Job still does not curse God but sits in silence. His friends hear about his trouble and come to sit with him. They couldn't even recognize him because of the sores that covered his body. They all sat silently for 7 days. That is the kind of friend I hope for, and the friend I hope to be. (More on this in the next post). 

This whole part of God offering Job up has really made me struggle. So I have been meditating on it for quite a while. 

Some of my initial thoughts are "why?" Job was obedient. He was godly. He was faithful. He offered up daily sacrifices "just incase" his children sinned. He feared God. The scriptures make that pretty clear. 

I admit that when I have gone though some struggles I have had those same questions for God. I've begged for answers, telling God that my desire is to please Him! All we want is His glory!
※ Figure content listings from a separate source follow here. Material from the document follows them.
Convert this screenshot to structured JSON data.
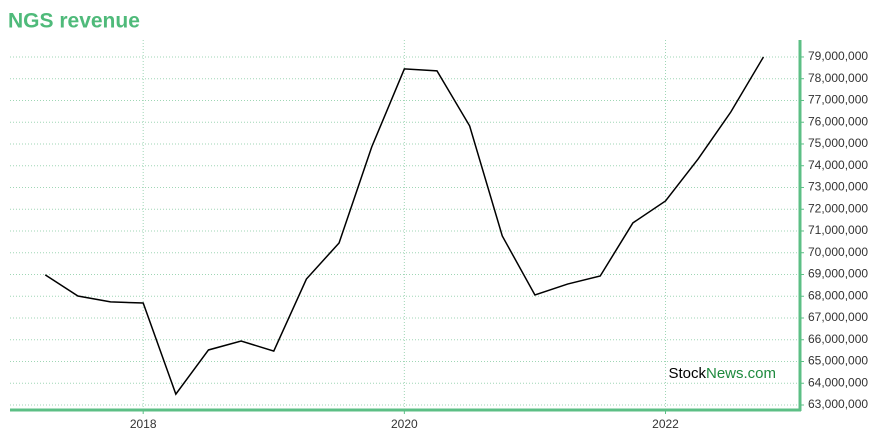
{
  "chart_data": {
    "type": "line",
    "title": "NGS revenue",
    "x": [
      2017.25,
      2017.5,
      2017.75,
      2018,
      2018.25,
      2018.5,
      2018.75,
      2019,
      2019.25,
      2019.5,
      2019.75,
      2020,
      2020.25,
      2020.5,
      2020.75,
      2021,
      2021.25,
      2021.5,
      2021.75,
      2022,
      2022.25,
      2022.5,
      2022.75
    ],
    "series": [
      {
        "color": "#000000",
        "values": [
          68980000,
          68010000,
          67740000,
          67690000,
          63500000,
          65530000,
          65940000,
          65480000,
          68790000,
          70450000,
          74860000,
          78450000,
          78360000,
          75830000,
          70770000,
          68060000,
          68560000,
          68930000,
          71370000,
          72380000,
          74310000,
          76470000,
          79000000
        ]
      }
    ],
    "xlim": [
      2016.98,
      2023.03
    ],
    "xticks": [
      2018,
      2020,
      2022
    ],
    "ylim": [
      62770000,
      79780000
    ],
    "yticks": [
      {
        "value": 63000000,
        "label": "63,000,000"
      },
      {
        "value": 64000000,
        "label": "64,000,000"
      },
      {
        "value": 65000000,
        "label": "65,000,000"
      },
      {
        "value": 66000000,
        "label": "66,000,000"
      },
      {
        "value": 67000000,
        "label": "67,000,000"
      },
      {
        "value": 68000000,
        "label": "68,000,000"
      },
      {
        "value": 69000000,
        "label": "69,000,000"
      },
      {
        "value": 70000000,
        "label": "70,000,000"
      },
      {
        "value": 71000000,
        "label": "71,000,000"
      },
      {
        "value": 72000000,
        "label": "72,000,000"
      },
      {
        "value": 73000000,
        "label": "73,000,000"
      },
      {
        "value": 74000000,
        "label": "74,000,000"
      },
      {
        "value": 75000000,
        "label": "75,000,000"
      },
      {
        "value": 76000000,
        "label": "76,000,000"
      },
      {
        "value": 77000000,
        "label": "77,000,000"
      },
      {
        "value": 78000000,
        "label": "78,000,000"
      },
      {
        "value": 79000000,
        "label": "79,000,000"
      }
    ],
    "grid": true,
    "axis_color": "#5cbf85",
    "watermark": {
      "first": "Stock",
      "second": "News.com"
    }
  }
}
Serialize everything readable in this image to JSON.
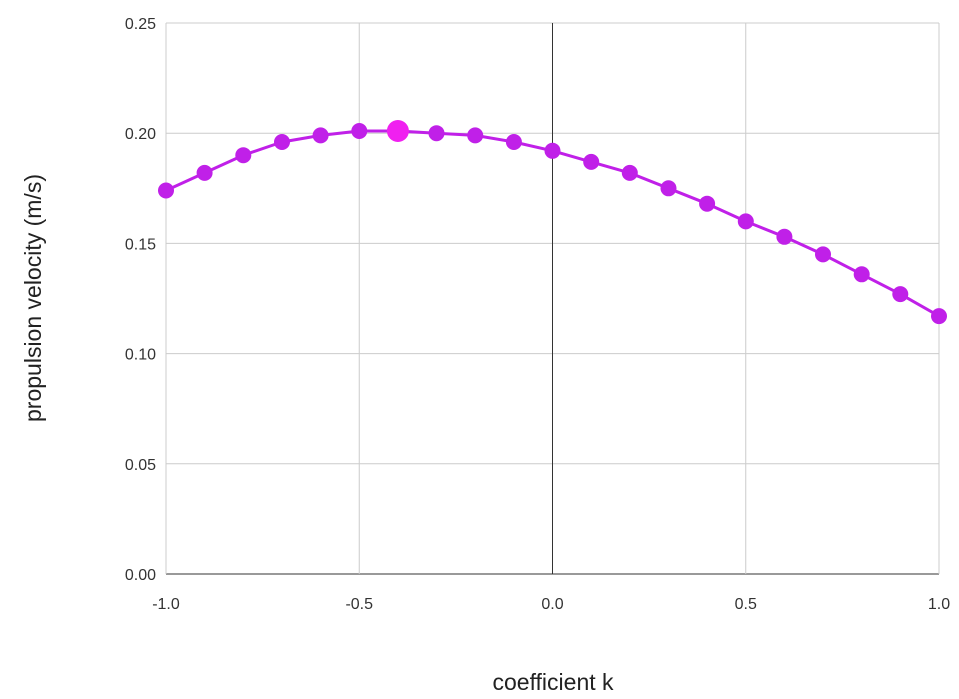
{
  "chart_data": {
    "type": "line",
    "title": "",
    "xlabel": "coefficient k",
    "ylabel": "propulsion velocity (m/s)",
    "xlim": [
      -1.0,
      1.0
    ],
    "ylim": [
      0.0,
      0.25
    ],
    "x_ticks": [
      "-1.0",
      "-0.5",
      "0.0",
      "0.5",
      "1.0"
    ],
    "y_ticks": [
      "0.00",
      "0.05",
      "0.10",
      "0.15",
      "0.20",
      "0.25"
    ],
    "grid": true,
    "legend": "none",
    "highlight_index": 6,
    "series": [
      {
        "color": "#c020e8",
        "highlight_color": "#f020f0",
        "x": [
          -1.0,
          -0.9,
          -0.8,
          -0.7,
          -0.6,
          -0.5,
          -0.4,
          -0.3,
          -0.2,
          -0.1,
          0.0,
          0.1,
          0.2,
          0.3,
          0.4,
          0.5,
          0.6,
          0.7,
          0.8,
          0.9,
          1.0
        ],
        "y": [
          0.174,
          0.182,
          0.19,
          0.196,
          0.199,
          0.201,
          0.201,
          0.2,
          0.199,
          0.196,
          0.192,
          0.187,
          0.182,
          0.175,
          0.168,
          0.16,
          0.153,
          0.145,
          0.136,
          0.127,
          0.117
        ]
      }
    ]
  }
}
Why do we always need to deal with hard things? We are trying!!! 

The last major time was when our 5 week old sweet G was hospitalized with RSV and ended up have to be intubated to save his life. All we wanted to do was obey and believe that children are a gift. So many people just have a baby with no problems. Not us. Four hard HG pregnancies, a baby lost to HG, 4 more hard morning sickness pregnancies, 7 c -sections. I just didn't understand why one thing about it could not be easy! 

While G was in the hospital I had so much time. To think, to pray and to be in His word. Peace is the word that the Lord kept speaking to me, right out of the story of Gideon in Judges chapters 6-8. The Lord is peace. It was the beginning of my deeper understanding of this. 

God chose Gideon, the least of his tribe, to fight with what seemed unbelievable odds, to tear down the idols in the land and bring glory to God.  

Ok, so that takes me back to questioning. In Jobs life God allowed testing and lots of wrestling, which produced faith. With Gideon, there was a testing and wrestling which also produced faith. In both situations God receives all the glory. 

I think it was during this time that I heard someone say "God will do what brings Him the most glory." When you are in a life or death situation that isn't really comforting. I didn't want God to get the most glory from my sons death. 

Another person I have thought of during all of this is the blind man in John chapter 9. They asked Jesus if his parents had sinned to cause the mans blindness. Jesus said that he was blind so that the works of God might be displayed through him. This man did nothing to deserve this. But God chose to use him with the goal of bringing glory to His own name. 

The sovereignty of God is revealed through these people. God knew the heart of Job. God knew that he would be found faithful. God knew that while he may wrestle that Job would never turn his back on God or let go of God. 

Honestly, I am still seeing the pieces of these stories come together to help me get glimpses of the character of God. 

He is sovereign. 

God will do what will bring Himself the most glory. 

Though He slay me, yet will I trust in Him.